E já agora,como estou a falar de amor e para que não fiquem a achar-me "anti-amor" (nada disso,eu sou é anti "amor estipulado e comercial"),fica a música que me conduziu ao meu amor,mais propriamente,no dia do meu casamento (não,não foi a marcha nupcial).
E fiquem perpetuamente apaixonados(as),acima de tudo,pela vida.
Num mundo,não diria perfeito,mas amplamente melhor,apelar-se-ía à serenidade,à ponderação,à calma,ao asfixiar letal da crueldade gratuita,à amplificação de valores máximos e nobres,como o ser-se,pura e simplesmente: Bom. De bondade,dessa bondade isenta de parâmetros calculistas e interesseiros,da bondade,qual diamante em bruto,que nem por sombras seria preciso lapidar.
Violência gera violência e jamais assentar ideais na dita "se não podes vencê-los,junta-te a eles".
Não.Para mim será sempre : Senão podes vencê-"los",mostra com orgulho ao mundo inteiro o quão diferente és "deles".
E isto tudo também para dizer que este filme,vencedor do Óscar para melhor filme estrangeiro de 2011,é verdadeiramente maravilhoso.Duro,mas maravilhoso.
Por vezes questiono-me onde descobrirei eu o tempo,para fazer tudo aquilo que tenho para fazer (desde as lides quotidianas,até áquelas que aguçam o meu engenho criativo e das quais o meu "eu" subsiste),quando chegar o momento de retomar o meu trabalho e ver finda a minha licença de maternidade.
Não sei,mas o que sei inevitávelmente é que terei de ser eu,a "fazedora" do meu tempo : organizar-me de forma a que nada do que eu considere absolutamente essencial,fique adiado,posto de parte,negligenciado,ou pior,cancelado.
Julgara eu que com estes dias,teria um maior abrandamento,mas redondamente me enganei; precisamente por saber que tenho,ao acordar,uma panóplia de horas inteiramente comandadas por mim ( e pela minha filha,claro,que é a comandante-mor), procuro fazer uma imensidão de coisas e como tal,os minutos escorrem-me impiedosamente pelos dedos,por assim dizer.
Reservo a pacatez do sofá para ver um filme e a introspecção da leitura,unicamente para arrematar os meus dias,porque durante todas as outras horas que antecederam a noite (quando tudo se abranda),eu literalmente não desacelerei. Os movimentos não páram,do corpo e da mente.
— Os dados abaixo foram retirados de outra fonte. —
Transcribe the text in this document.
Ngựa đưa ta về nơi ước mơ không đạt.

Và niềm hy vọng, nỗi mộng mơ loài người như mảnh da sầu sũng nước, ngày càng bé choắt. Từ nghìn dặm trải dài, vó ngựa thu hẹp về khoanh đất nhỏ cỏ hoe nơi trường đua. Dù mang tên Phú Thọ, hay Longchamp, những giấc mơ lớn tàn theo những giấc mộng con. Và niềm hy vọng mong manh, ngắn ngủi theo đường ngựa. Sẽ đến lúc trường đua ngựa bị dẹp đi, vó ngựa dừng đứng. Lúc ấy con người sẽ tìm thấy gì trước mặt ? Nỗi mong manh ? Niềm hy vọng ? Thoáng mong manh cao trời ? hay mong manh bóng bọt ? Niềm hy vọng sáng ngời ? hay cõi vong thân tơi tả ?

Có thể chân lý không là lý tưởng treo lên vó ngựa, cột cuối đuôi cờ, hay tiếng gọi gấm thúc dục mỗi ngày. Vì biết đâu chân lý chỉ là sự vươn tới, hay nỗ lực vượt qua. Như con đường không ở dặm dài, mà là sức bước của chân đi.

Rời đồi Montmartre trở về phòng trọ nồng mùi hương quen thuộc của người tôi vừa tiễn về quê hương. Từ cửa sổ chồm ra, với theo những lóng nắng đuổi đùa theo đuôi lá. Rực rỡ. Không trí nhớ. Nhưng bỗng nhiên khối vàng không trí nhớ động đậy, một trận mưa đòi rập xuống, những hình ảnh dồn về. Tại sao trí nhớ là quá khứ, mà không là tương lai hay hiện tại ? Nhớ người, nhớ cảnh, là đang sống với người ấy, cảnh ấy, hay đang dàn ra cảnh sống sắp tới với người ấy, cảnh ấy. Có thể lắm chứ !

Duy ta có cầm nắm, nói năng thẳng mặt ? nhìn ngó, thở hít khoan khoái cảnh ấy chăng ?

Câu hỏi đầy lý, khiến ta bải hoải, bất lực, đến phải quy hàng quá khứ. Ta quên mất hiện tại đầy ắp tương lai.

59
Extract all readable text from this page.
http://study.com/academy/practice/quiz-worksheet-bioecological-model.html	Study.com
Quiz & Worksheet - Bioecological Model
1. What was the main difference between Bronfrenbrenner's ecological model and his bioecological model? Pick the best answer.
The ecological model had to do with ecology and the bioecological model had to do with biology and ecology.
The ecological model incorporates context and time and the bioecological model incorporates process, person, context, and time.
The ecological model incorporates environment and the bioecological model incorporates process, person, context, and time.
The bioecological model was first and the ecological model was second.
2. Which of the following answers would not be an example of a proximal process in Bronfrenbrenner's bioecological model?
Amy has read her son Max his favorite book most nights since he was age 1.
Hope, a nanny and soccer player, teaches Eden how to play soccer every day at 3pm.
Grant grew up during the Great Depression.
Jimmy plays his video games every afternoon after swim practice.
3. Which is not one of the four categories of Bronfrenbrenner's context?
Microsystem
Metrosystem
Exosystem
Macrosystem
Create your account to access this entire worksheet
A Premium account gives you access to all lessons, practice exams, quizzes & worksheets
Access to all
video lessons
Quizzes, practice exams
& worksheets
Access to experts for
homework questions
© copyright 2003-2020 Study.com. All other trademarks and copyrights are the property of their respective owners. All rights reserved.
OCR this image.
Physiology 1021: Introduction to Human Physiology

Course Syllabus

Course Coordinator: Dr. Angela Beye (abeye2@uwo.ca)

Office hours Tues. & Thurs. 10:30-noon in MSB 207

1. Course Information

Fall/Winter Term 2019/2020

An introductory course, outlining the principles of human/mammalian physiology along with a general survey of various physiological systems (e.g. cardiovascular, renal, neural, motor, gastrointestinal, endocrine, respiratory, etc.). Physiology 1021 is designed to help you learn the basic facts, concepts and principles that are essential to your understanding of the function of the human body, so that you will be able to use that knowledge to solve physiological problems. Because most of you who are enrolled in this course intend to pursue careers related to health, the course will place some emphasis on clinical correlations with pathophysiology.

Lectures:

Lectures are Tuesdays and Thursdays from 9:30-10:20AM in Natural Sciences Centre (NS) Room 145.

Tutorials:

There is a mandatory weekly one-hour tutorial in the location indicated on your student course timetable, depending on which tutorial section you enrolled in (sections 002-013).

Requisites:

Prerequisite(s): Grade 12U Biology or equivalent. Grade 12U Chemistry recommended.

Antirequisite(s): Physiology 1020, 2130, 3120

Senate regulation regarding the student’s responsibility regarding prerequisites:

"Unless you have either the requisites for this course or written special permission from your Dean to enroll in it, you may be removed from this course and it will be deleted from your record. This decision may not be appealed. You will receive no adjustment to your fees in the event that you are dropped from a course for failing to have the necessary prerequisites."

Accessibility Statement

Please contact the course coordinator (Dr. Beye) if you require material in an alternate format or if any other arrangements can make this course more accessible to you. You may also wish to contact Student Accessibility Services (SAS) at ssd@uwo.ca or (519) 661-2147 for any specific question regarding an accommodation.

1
A inércia não se coaduna mesmo nada comigo e ainda bem,porque este sentido "não-conformado" e "anti-inércia" que me caracteriza,colocou-me exactamente no ponto em que me encontro,hoje,na minha vida.
E lá está,a música,que é presença assídua nos meus dias.Hoje foi o dia da Billie Holiday.
Sou uma rapariga de gostos simples,entendendo-se por isto que basta um simples dia de sol, ir beber um simples café no sítio simpático do costume,descer simplesmente a avenida,ir à loja de artigos usados (a do costume) e fazer as minhas próprias delícias com objectos tão simples,quanto estes.
E o dia pautou-se por outros simples e preciosos momentos: a visita de uma amiga, o cheiro a bolo caseiro da vizinha, a gaivota que se passeava em frente à minha casa, os imensos gatos felizes que por aqui habitam e que se espreguiçam em cima dos carros e,claro, a inevitável brincadeira diária com a minha filha,já tão cúmplice,já tão atenta e o sorriso dela,a maior, a mais simples e a mais indecifrável de todas as delícias.